Saturday 15 November 2014

Meeting Muir in Scotland












I was in Edinburgh last month -well, actually end September, and promise to write later about these very delightful, beautiful capital of Scotland at a later date.
What i must, must tell you all about is this wonderful, unexpected encounter i had with one of my 'heroes' during this trip (thank you Chevening & King's college).

I had done little homework (on things to do) before i came to Edinburgh..i kind of thought i would go with the flow. After all i barely had a weekend, one of which was taken up with a day-tour (avoidable, unless you like regimented sight-seeing). 
What i learnt during this tour (yeah, i was surfing the net, when Google uncle informed me that John Muir was born in Scotland. Did i hear you say: John Muir who?
Well, if you don't know who, you don't know me....

But in the interest of not losing all my friends, John Muir was one of the world's greatest naturalists. He was in the words of the Seira Club (which he founded in 1892): a farmer, inventor, sheepherder, naturalist, explorer, writer, and conservationist.


To me, he was the man who was the 'father of National Parks', that great visionary who thought of keeping wilderness, wild; of safegaurding our natural heritage for future generations. 
He was the man who said, "“The mountains are calling and I must go.” (this echoes in my heart…)
I also love this one: “The world, we are told, was made especially for man — a presumption not supported by all the facts.”  

(Looking up at John Muir's statue in his birthplace, Dunbar, Scotland....i have been doing this as far as i remember, since i knew of him, read him--tho i have read only a few)


Significantly, Muir was a key influence on President Theodore Roosevelt, who--and few know this--was a great naturalist and conservationist, and put this issue high on the national agenda. (Where are you, Roosevelt, we need you so!). As the story goes, Roosevelt read Muir’s work 'Our National Parks', and visited him in 1903, in Yosemite. And there, together, beneath the trees, they laid the foundation of Roosevelt's innovative and notable conservation programs.


How I wonder at such a leader, how I long for such wisdom in our leadership, how I wish I was born at that time…when governments led the conservation, when you did not fight governments to protect environment.

So when I learnt that Muir’s birthplace was here, in Dunbar, in Scotland…I simply had to go.

And I scurried over to Mike, the enthusiastic, chatty driver of our tour, and asked him how I could get to Dunbar.
Just an hour away, he said, to my immense delight. 

But why on earth do you want to go to Dunbar (just a tiny little place, ‘dead’ though beautiful , since it is on the coast, he said). Later, i learnt of another prime attraction, a run-down, ruined fort! and a very pretty, old church, which to the sorrow of the pastor was too 'new', built as recent as the 17th century! Well, it IS all relative, isn't it?

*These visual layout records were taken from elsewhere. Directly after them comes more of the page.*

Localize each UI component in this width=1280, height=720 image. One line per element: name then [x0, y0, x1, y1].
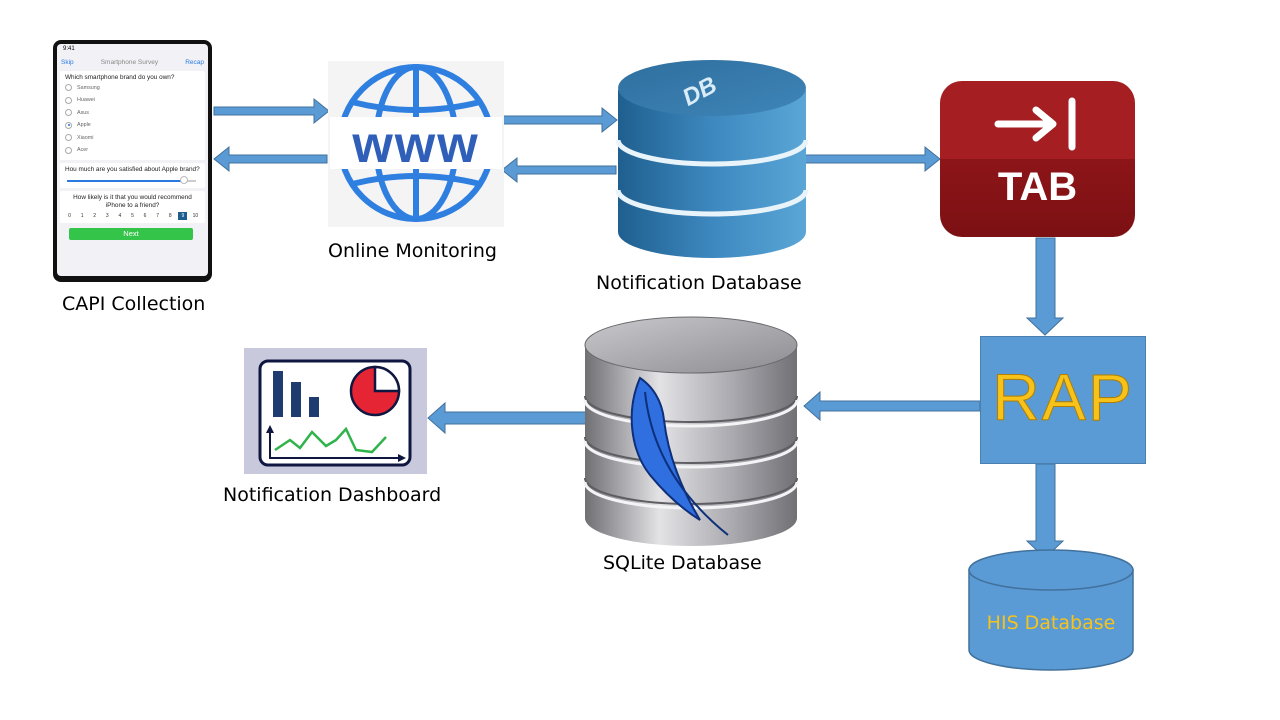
satisfaction-slider[interactable]: [65, 175, 200, 185]
label-capi-collection: CAPI Collection: [62, 293, 206, 315]
tab-text: TAB: [997, 165, 1078, 209]
scale-option[interactable]: 7: [156, 213, 160, 219]
option-label: Asus: [77, 109, 89, 116]
phone-screen: 9:41 Skip Smartphone Survey Recap Which …: [57, 44, 208, 276]
next-button[interactable]: Next: [69, 228, 193, 240]
question-brand-text: Which smartphone brand do you own?: [65, 74, 175, 81]
scale-option[interactable]: 2: [93, 213, 97, 219]
scale-option[interactable]: 5: [131, 213, 134, 219]
rap-text: RAP: [992, 360, 1134, 435]
scale-option[interactable]: 6: [143, 213, 147, 219]
option-row[interactable]: Acer: [65, 144, 200, 157]
option-label: Xiaomi: [77, 134, 94, 141]
arrow-www-to-capi: [213, 145, 328, 173]
scale-option[interactable]: 3: [105, 213, 109, 219]
database-icon: DB: [615, 60, 809, 258]
dashboard-icon: [244, 348, 427, 474]
www-text: www: [351, 116, 479, 174]
label-notification-database: Notification Database: [596, 272, 802, 294]
radio-button[interactable]: [65, 109, 72, 117]
capi-phone: 9:41 Skip Smartphone Survey Recap Which …: [53, 40, 212, 282]
label-notification-dashboard: Notification Dashboard: [223, 484, 442, 506]
radio-button-selected[interactable]: [65, 121, 72, 129]
option-row[interactable]: Samsung: [65, 82, 200, 95]
arrow-notification-db-to-www: [501, 156, 617, 184]
rap-box: RAP: [980, 336, 1146, 464]
scale-option[interactable]: 0: [68, 213, 71, 219]
phone-navbar: Skip Smartphone Survey Recap: [57, 56, 208, 68]
scale-option-selected[interactable]: 9: [178, 212, 188, 220]
option-row[interactable]: Asus: [65, 107, 200, 120]
recommend-scale: 0 1 2 3 4 5 6 7 8 9 10: [65, 212, 200, 220]
his-database-icon: [968, 549, 1134, 671]
question-recommend: How likely is it that you would recommen…: [60, 191, 205, 223]
recap-link[interactable]: Recap: [185, 58, 204, 66]
arrow-rap-to-his: [1025, 463, 1065, 559]
option-row[interactable]: Xiaomi: [65, 132, 200, 145]
option-row[interactable]: Huawei: [65, 94, 200, 107]
label-sqlite-database: SQLite Database: [603, 552, 762, 574]
slider-knob[interactable]: [180, 176, 188, 184]
radio-button[interactable]: [65, 134, 72, 142]
sqlite-database-icon: [583, 316, 799, 546]
survey-title: Smartphone Survey: [100, 58, 159, 66]
option-label: Huawei: [77, 97, 95, 104]
phone-status-time: 9:41: [63, 46, 75, 52]
scale-option[interactable]: 4: [118, 213, 122, 219]
option-label: Samsung: [77, 84, 100, 91]
question-satisfaction-text: Hou much are you satisfied about Apple b…: [65, 165, 200, 173]
globe-icon: www: [328, 61, 504, 227]
feather-icon: [630, 376, 729, 536]
option-label: Apple: [77, 122, 91, 129]
arrow-www-to-notification-db: [502, 106, 618, 134]
arrow-capi-to-www: [213, 97, 330, 125]
question-recommend-text: How likely is it that you would recommen…: [73, 194, 192, 209]
scale-option[interactable]: 10: [192, 213, 199, 219]
arrow-rap-to-sqlite: [803, 390, 981, 422]
arrow-notification-db-to-tab: [804, 145, 941, 173]
label-online-monitoring: Online Monitoring: [328, 240, 497, 262]
tab-logo-icon: TAB: [940, 81, 1135, 237]
option-row[interactable]: Apple: [65, 119, 200, 132]
arrow-tab-to-rap: [1025, 237, 1065, 336]
arrow-sqlite-to-dashboard: [427, 401, 589, 435]
label-his-database: HIS Database: [986, 612, 1116, 634]
option-label: Acer: [77, 147, 89, 154]
radio-button[interactable]: [65, 96, 72, 104]
question-brand: Which smartphone brand do you own? Samsu…: [60, 71, 205, 160]
question-satisfaction: Hou much are you satisfied about Apple b…: [60, 162, 205, 188]
radio-button[interactable]: [65, 84, 72, 92]
scale-option[interactable]: 8: [168, 213, 172, 219]
scale-option[interactable]: 1: [80, 213, 84, 219]
radio-button[interactable]: [65, 146, 72, 154]
skip-link[interactable]: Skip: [61, 58, 74, 66]
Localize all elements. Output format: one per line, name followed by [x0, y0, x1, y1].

I told Mike about Muir, and he racked his brains, and thought, and pondered, before nodding his head. “Yeah, he said, there is a museum there. He is something to do with nature, right?  But few people know about him, even , here in Scotland….”

Yes, few do. Sad, that while we lionise our warriors, we pay scant regard to those who battle and struggle to preserve the earth, and life around us.

Muir (1838-1914)  had left Dunbar for America as a child, and was America's most famous and influential naturalist and conservationist.
It is only in recent years that his home country has made efforts to conserve Muir’s legacy, and his birthplace-and home in Dunbar is now a museum (http://www.jmbt.org.uk/content/). And I was determined to go.


Even though we were to leave the next day, Sunday.

God bless my long-suffering friends Suman Sahoo and Shefali Juneja, both senior bureaucrats and my colleagues in the Chevening programme –who had no clue who (the hell) this Muir was. But in the face of my passion ate determination (I could see they were foxed!), dropped their plans for the day to accompany me. And off we went..
I, light of heart, giddy with anticipation—and somewhat guilty at dragging ‘em along, especially when we landed in this very sleepy (it was noon and everyone was asleep—or so it appeared. the market, cafes, everything was closed!
Including Muir’s museum. 
Learnt it would open at one, giving me the grand total of five minutes to visit in, if we were to catch the bus to Edinburgh, to get back to London.



Well, to cut a long story short, it was a short-short visit, but I am so very glad I went..it is always so inspiring to be in the company of great men (and women), even if only in spirit.
Being there...reading him, reinforced to me the Power of One.  
One man can change the world. Gandhiji 's life was that message.
And there are others. 
Muir is one such man.





“Everybody needs beauty...places to play in and pray in where nature may heal and cheer and give strength to the body and soul alike.”